Admitir a existência de um desnível em duas caixas de saneamento em face do pavimento não é o mesmo que consentir na existência de um buraco aberto no pavimento que constitua perigo de queda ou tropeçamento para os peões que por ali passem, não havendo qualquer contradição no julgamento da matéria de facto.
Termos em que se indefere o apontado erro de julgamento sobre a matéria de facto por alegada contradição nas respostas dadas.
*
b.2. Do erro de julgamento sobre a decisão de mérito decorrente de uma incorreta interpretação do direito, nomeadamente do disposto nos artigos 9º da Lei nº 67/2007, de 17 de julho e 493.º, n.º 1 do CC e, artigo 609º do Código de Processo Civil.

Nas conclusões II a VI do recurso interposto, a Recorrente imputa erro de julgamento sobre a matéria de direito, invocando que a sentença sob sindicância violou o disposto nos artigos 9.º da Lei 67/2007 e art.º 493.º, n.º1 do Código Civil, assim como o artigo 609.º do Cód. Proc. Civil.

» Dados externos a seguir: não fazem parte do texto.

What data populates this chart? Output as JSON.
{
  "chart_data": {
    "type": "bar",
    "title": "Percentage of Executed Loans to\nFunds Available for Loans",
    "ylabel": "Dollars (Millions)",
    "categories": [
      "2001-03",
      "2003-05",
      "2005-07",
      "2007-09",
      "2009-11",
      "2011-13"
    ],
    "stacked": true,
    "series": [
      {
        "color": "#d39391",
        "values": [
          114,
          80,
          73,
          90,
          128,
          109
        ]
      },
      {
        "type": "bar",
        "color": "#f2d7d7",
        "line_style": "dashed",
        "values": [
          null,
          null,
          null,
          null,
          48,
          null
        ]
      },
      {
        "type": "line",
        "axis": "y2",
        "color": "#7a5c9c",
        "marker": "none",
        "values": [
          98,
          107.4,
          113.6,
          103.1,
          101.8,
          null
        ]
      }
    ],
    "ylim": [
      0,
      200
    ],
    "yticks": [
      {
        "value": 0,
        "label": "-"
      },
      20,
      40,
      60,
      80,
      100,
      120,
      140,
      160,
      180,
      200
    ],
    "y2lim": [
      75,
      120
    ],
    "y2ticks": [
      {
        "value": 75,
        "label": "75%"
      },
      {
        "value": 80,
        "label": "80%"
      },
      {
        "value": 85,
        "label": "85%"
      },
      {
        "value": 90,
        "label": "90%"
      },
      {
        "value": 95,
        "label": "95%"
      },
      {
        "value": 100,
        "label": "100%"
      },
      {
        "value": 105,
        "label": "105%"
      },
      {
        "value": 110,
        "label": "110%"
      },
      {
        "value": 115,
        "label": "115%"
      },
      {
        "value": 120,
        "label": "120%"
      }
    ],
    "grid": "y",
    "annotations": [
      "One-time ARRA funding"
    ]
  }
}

Para tal, sustenta ser incontroverso que foram os réus que não procederam à reparação do passeio junto das caixas de saneamento e que, em virtude de tal facto, se deu o acidente.
Pelo que, incumbindo aos recorridos o dever de manutenção, fiscalização, conservação e sinalização do pavimento do passeio em causa, por estarem obrigados a realizar atos de gestão pública no espaço rodoviário, conforme o disposto nos art.ºs. 16º e 26º da Lei 159/99 de 14.09 e art.º 96.º, n.º 1 da Lei 169/99 de 18.0, sobre os mesmos impendia a uma presunção de culpa imposta pelo art.º 493º/1 do CC, cabendo-lhes alegar e provar que estão devidamente organizadas, que fiscalizam, com diligência, regular e sistematicamente as estradas e caminhos municipais e que só as particulares circunstâncias do caso concreto, por fortuitas ou absolutamente imprevisíveis, explicam a falta de sinalização, o que tudo não fizeram, pelo que, tendo sido provados todos os pressupostos da responsabilidade civil extracontratual, fundamento da causa, não poderiam os réus ser absolvidos.
Vejamos.
A Constituição da República Portuguesa (CRP) consagra, no seu artigo 22.º, um princípio geral de responsabilidade do Estado e das demais entidades públicas, prevendo que “…são civilmente responsáveis (…) por ações ou omissões praticadas no exercício das suas funções e por causa desse exercício, de que resulte violação dos direitos, liberdades e garantias ou prejuízo para outrem…”.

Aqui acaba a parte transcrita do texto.